The Democratic strongholds in New Hampshire start with the Connecticut River Valley in the southwest, which runs from the Massachusetts border north through Keene to Hanover and Lebanon. It is an area filled with college students and is a popular destination for affluent retirees from New York who have bought second homes in the area’s mountains.

New Hampshire’s coast is also a left-leaning region, with a heavy concentration of Democrats in Portsmouth and Durham, where the University of New Hampshire is located, and in old mill towns like Somersworth, Rollinsford and Rochester.

The heart of the Republicans’ territory lies between the coast and Cheshire and Sullivan counties in the west. Though the cities of Nashua and Manchester vote Democratic, the small towns around them are solidly Republican (Hudson, Windham, Salem, Derry and Pelham, for example).

Somewhat paradoxically, the towns close to New Hampshire’s border with loyally liberal Massachusetts are also Republican territory. “Democrats call that area ‘the Bermuda Triangle,’ where Democratic candidates go to die,” Mr. Smith said.

The Bellwether: Merrimack County

Merrimack County, which is home to New Hampshire’s capital, Concord, has been a close barometer of the Democrats’ statewide strength since 2000, with Democratic support in the county consistently about 2 percentage points stronger than their statewide share of the vote. Concord itself, with its government workers, is solidly Democratic, but the towns surrounding it are Republican, almost balancing out the county.

The Bottom Line

According to the current FiveThirtyEight forecast, Mr. Obama is a 71 percent favorite to win New Hampshire, just slightly better than his current odds of winning the election over all, 63 percent.
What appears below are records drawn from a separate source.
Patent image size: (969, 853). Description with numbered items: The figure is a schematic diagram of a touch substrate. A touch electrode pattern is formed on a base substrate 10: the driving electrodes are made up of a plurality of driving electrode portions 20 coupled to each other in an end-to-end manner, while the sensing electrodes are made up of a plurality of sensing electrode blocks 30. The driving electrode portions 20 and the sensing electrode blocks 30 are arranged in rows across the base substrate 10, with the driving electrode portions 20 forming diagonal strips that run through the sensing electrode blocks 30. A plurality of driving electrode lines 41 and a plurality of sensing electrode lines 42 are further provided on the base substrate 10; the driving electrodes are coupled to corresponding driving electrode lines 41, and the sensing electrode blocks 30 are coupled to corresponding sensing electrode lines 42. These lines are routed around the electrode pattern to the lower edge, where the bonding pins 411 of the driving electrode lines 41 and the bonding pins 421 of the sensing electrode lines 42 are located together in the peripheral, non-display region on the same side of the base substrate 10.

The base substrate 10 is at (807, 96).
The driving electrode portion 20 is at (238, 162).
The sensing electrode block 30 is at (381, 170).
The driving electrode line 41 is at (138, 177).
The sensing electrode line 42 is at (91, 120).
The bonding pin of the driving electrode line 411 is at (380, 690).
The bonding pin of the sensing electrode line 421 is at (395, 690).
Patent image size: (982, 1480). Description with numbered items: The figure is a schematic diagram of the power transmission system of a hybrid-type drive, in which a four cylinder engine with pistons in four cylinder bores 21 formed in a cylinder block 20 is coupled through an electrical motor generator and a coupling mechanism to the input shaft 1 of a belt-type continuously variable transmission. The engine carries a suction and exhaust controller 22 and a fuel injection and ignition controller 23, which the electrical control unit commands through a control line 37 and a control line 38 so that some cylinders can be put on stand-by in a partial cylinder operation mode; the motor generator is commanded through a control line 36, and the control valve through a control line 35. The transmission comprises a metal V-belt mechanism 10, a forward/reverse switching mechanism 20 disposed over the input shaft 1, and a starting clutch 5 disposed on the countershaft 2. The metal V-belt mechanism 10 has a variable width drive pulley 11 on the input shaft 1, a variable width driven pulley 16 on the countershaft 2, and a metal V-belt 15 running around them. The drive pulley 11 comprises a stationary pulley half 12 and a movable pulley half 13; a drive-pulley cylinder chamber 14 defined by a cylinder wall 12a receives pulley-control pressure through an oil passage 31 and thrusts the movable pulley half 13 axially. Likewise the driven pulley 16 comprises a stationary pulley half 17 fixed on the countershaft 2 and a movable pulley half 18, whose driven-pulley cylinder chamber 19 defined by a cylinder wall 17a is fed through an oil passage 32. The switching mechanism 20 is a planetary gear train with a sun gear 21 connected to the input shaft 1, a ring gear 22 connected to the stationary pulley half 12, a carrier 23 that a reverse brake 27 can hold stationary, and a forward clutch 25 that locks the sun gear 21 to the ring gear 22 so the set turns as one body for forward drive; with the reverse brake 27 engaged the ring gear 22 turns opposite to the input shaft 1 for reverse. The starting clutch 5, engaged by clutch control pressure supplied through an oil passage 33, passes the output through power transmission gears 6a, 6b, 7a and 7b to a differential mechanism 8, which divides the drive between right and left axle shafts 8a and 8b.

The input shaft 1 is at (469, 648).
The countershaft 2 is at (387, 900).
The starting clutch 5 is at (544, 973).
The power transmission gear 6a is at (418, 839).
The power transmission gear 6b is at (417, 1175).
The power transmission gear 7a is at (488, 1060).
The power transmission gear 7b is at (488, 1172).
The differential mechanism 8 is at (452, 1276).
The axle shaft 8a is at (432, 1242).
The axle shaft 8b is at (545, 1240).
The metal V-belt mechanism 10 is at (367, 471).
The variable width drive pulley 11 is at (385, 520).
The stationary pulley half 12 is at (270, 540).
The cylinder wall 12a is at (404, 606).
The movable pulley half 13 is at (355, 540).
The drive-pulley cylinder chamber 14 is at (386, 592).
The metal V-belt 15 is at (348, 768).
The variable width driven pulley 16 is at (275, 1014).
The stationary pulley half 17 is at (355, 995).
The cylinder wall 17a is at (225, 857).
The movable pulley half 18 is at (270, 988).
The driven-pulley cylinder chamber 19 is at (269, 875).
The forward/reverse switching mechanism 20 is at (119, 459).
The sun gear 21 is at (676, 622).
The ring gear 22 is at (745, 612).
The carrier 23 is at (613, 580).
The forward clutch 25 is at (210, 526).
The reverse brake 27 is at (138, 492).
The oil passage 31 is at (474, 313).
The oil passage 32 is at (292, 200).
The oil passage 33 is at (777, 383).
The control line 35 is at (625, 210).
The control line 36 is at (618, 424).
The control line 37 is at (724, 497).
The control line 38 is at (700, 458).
But New Hamphire has an unusually large number of swing voters and may be especially responsive to changes in the national mood. The state is eighth on FiveThirtyEight’s list of top Tipping Point states, ahead of electoral-vote-rich states like Michigan and North Carolina. It is also third on our Return on Investment Index, which measures “the relative likelihood that an individual voter would determine the Electoral College winner.”

There are a fair number of plausible cases under which its four electoral votes might prove to be decisive, securing a second term for Mr. Obama or a first for Mr. Romney.